No recrudescimento urbano da Baixa Idade Média, todavia, alguns porcariços já criavam os seus porcos nas cidades — em praças ou em logradouros — e andavam pelas ruas com eles, dando-lhes oportunidade de comerem toda a espécie de matérias espalhadas pelo chão, como restos orgânicos, dejectos e carcaças de animais. Do facto de a carne do porco ser naturalmente saborosa independentemente de ele saciar-se com os sobejos mais ignóbeis advinha a sua fama de “milagre vivo” que era capaz de regenerar o lixo em suculência.
Talvez o precedente para a permissão dos porcos andarem com relativa liberdade pelas ruas (algumas, todavia, estavam-lhes interditadas e podiam ser confiscados caso os porqueiros para aí os levassem) tenha origem na vocação porcariça dos curiosos frades antonianos franceses, reputados pela assistência que prestavam aos doentes de epilepsia (de que padeceria o tal porqueiro do início) e que desde o século XI se dedicavam à criação de porcos — os chamados “porcos de Santo Antão”, reconhecíveis pelos sinos que traziam ao pescoço. Não obstante esse antigo privilégio, a partir do século XV também eles foram sendo, sucessivamente, proibidos de andar pelas ruas, assim como a generalidade dos animais — proibições de difícil aplicação e muitas vezes esburacadas de excepções. Por exemplo, observadores estrangeiros ainda registaram no final de Setecentos o hábito da matança do porco que os lisboetas faziam em Janeiro às portas das casas, diante das quais acendiam fogueiras para chamuscar-lhes as cerdas.
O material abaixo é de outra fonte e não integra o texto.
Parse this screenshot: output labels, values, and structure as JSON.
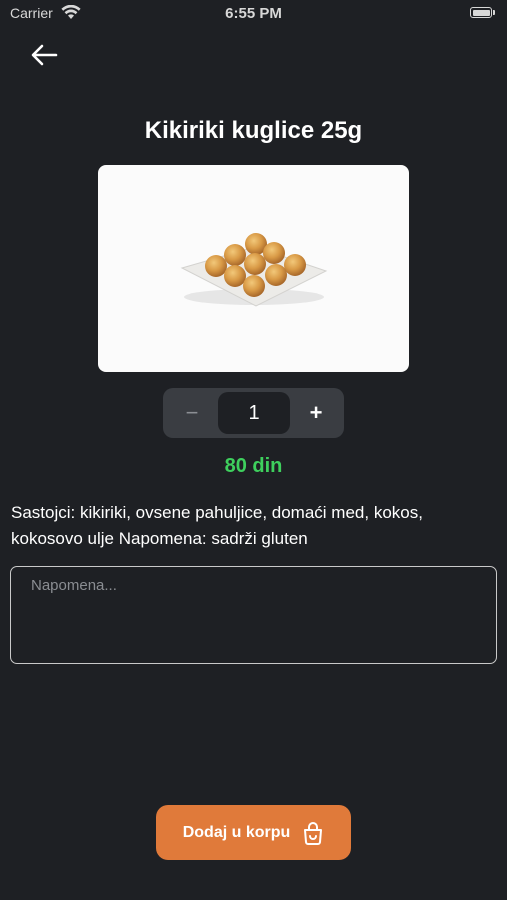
{
  "status_bar": {
    "carrier": "Carrier",
    "time": "6:55 PM"
  },
  "product": {
    "title": "Kikiriki kuglice 25g",
    "quantity": "1",
    "minus_label": "−",
    "plus_label": "+",
    "price": "80 din",
    "ingredients": "Sastojci: kikiriki, ovsene pahuljice, domaći med, kokos, kokosovo ulje Napomena: sadrži gluten"
  },
  "note": {
    "placeholder": "Napomena...",
    "value": ""
  },
  "cart_button": {
    "label": "Dodaj u korpu"
  },
  "icons": {
    "back": "arrow-left-icon",
    "cart": "shopping-bag-icon",
    "wifi": "wifi-icon",
    "battery": "battery-icon"
  },
  "colors": {
    "background": "#1e2024",
    "accent": "#e07a3a",
    "price": "#3ecf5d",
    "stepper": "#3a3d42"
  }
}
A cidade nunca conseguiu suburbanizar totalmente os animais.
Na imagem que ilustra este artigo — uma iluminura do artista francês Jean Colombe (c.1430-1493) integrada no quatrocentista livro de horas Le Très riches heures du duc de Berry — vê-se um porcariço e os seus ajudantes, mais um mastim, a conduzirem uma vara de hirsutos porcos de reconhecível tipo medieval e moderno por uma floresta, numa composição que não andaria longe da realidade, efectivamente: a cena tem lugar em Novembro e consiste na engorda dos porcos que antecede a matança e a salga da carne que eram habituais às vésperas do Natal. A vara numerosa apresentada na iluminura também veiculará o significado de valorização que os porcos davam às florestas dos senhores: quanto mais capacidade tinham para alimentar porcos, mais valiosas eram.
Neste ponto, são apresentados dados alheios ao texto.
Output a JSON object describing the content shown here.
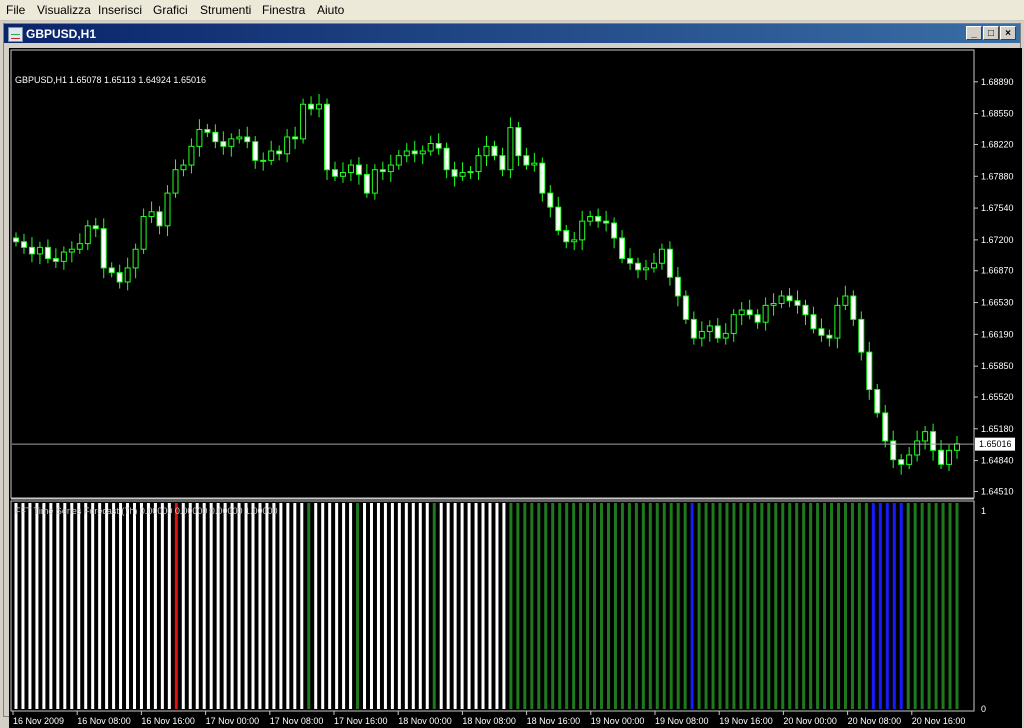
{
  "menu": [
    "File",
    "Visualizza",
    "Inserisci",
    "Grafici",
    "Strumenti",
    "Finestra",
    "Aiuto"
  ],
  "window": {
    "title": "GBPUSD,H1",
    "buttons": {
      "minimize": "_",
      "restore": "□",
      "close": "×"
    }
  },
  "chart": {
    "info_symbol": "GBPUSD,H1",
    "info_values": "1.65078 1.65113 1.64924 1.65016",
    "current_price": "1.65016",
    "current_price_value": 1.65016,
    "price_ticks": [
      "1.68890",
      "1.68550",
      "1.68220",
      "1.67880",
      "1.67540",
      "1.67200",
      "1.66870",
      "1.66530",
      "1.66190",
      "1.65850",
      "1.65520",
      "1.65180",
      "1.64840",
      "1.64510"
    ],
    "tick_values": [
      1.6889,
      1.6855,
      1.6822,
      1.6788,
      1.6754,
      1.672,
      1.6687,
      1.6653,
      1.6619,
      1.6585,
      1.6552,
      1.6518,
      1.6484,
      1.6451
    ],
    "time_labels": [
      "16 Nov 2009",
      "16 Nov 08:00",
      "16 Nov 16:00",
      "17 Nov 00:00",
      "17 Nov 08:00",
      "17 Nov 16:00",
      "18 Nov 00:00",
      "18 Nov 08:00",
      "18 Nov 16:00",
      "19 Nov 00:00",
      "19 Nov 08:00",
      "19 Nov 16:00",
      "20 Nov 00:00",
      "20 Nov 08:00",
      "20 Nov 16:00"
    ],
    "candle_closes": [
      1.6718,
      1.6712,
      1.6705,
      1.6712,
      1.67,
      1.6697,
      1.6707,
      1.671,
      1.6716,
      1.6735,
      1.6732,
      1.669,
      1.6685,
      1.6675,
      1.669,
      1.671,
      1.6745,
      1.675,
      1.6735,
      1.677,
      1.6795,
      1.68,
      1.682,
      1.6838,
      1.6835,
      1.6825,
      1.682,
      1.6828,
      1.683,
      1.6825,
      1.6805,
      1.6805,
      1.6815,
      1.6812,
      1.683,
      1.6828,
      1.6865,
      1.686,
      1.6865,
      1.6795,
      1.6788,
      1.6792,
      1.68,
      1.679,
      1.677,
      1.6795,
      1.6793,
      1.68,
      1.681,
      1.6815,
      1.6812,
      1.6815,
      1.6823,
      1.6818,
      1.6795,
      1.6788,
      1.6792,
      1.6793,
      1.681,
      1.682,
      1.681,
      1.6795,
      1.684,
      1.681,
      1.68,
      1.6802,
      1.677,
      1.6755,
      1.673,
      1.6718,
      1.672,
      1.674,
      1.6745,
      1.674,
      1.6738,
      1.6722,
      1.67,
      1.6695,
      1.6688,
      1.669,
      1.6695,
      1.671,
      1.668,
      1.666,
      1.6635,
      1.6615,
      1.6622,
      1.6628,
      1.6615,
      1.662,
      1.664,
      1.6645,
      1.664,
      1.6632,
      1.665,
      1.6652,
      1.666,
      1.6655,
      1.665,
      1.664,
      1.6625,
      1.6618,
      1.6615,
      1.665,
      1.666,
      1.6635,
      1.66,
      1.656,
      1.6535,
      1.6505,
      1.6485,
      1.648,
      1.649,
      1.6505,
      1.6515,
      1.6495,
      1.648,
      1.6495,
      1.6502
    ],
    "y_min": 1.64451,
    "y_max": 1.68952,
    "indicator": {
      "label": "FFT Time Series Forecast (7h)  0.00000 0.00000 0.00000 1.00000",
      "scale_top": "1",
      "scale_bottom": "0",
      "bar_colors": "WWWWWWWWWWWWWWWWWWWWWWWRWWWWWWWWWWWWWWWWWWGWWWWWWGWWWWWWWWWWGWWWWWWWWWWGGGGGGGGGGGGGGGGGGGGGGGGGGBGGGGGGGGGGGGGGGGGGGGGGGGGBBBBBGGGGGGGG",
      "colors": {
        "W": "#ffffff",
        "G": "#1f7a1f",
        "R": "#e01010",
        "B": "#1a1aff"
      }
    },
    "colors": {
      "background": "#000000",
      "candle_up_body": "#000000",
      "candle_down_body": "#ffffff",
      "candle_wick": "#22ff22",
      "grid_line": "#c8c8c8",
      "axis_text": "#ffffff"
    }
  }
}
No entanto, à medida que na Época Moderna iam estiolando por motivos variados as áreas florestadas (pela exploração da madeira para a construção ou pelo alargamento acelerado dos espaços urbanizados) desaparecia este tipo de criação itinerante que, às vezes, tinha na gente das profissões fora-de-muros, como moleiros, padeiros e lenhadores — tipos sociais que também despertavam a maior desconfiança —, os seus principais actores. Contudo, para as mentes coevas, o porqueiro seria o mais marginal e até desprezível de todos — e era-o já nos tempos da Grécia Antiga, pelo que é surpreendente, por exemplo, que Homero trate na Odisseia (c. VIII a.C.) o fiel porqueiro Eumeu sempre pelo epíteto de «divino».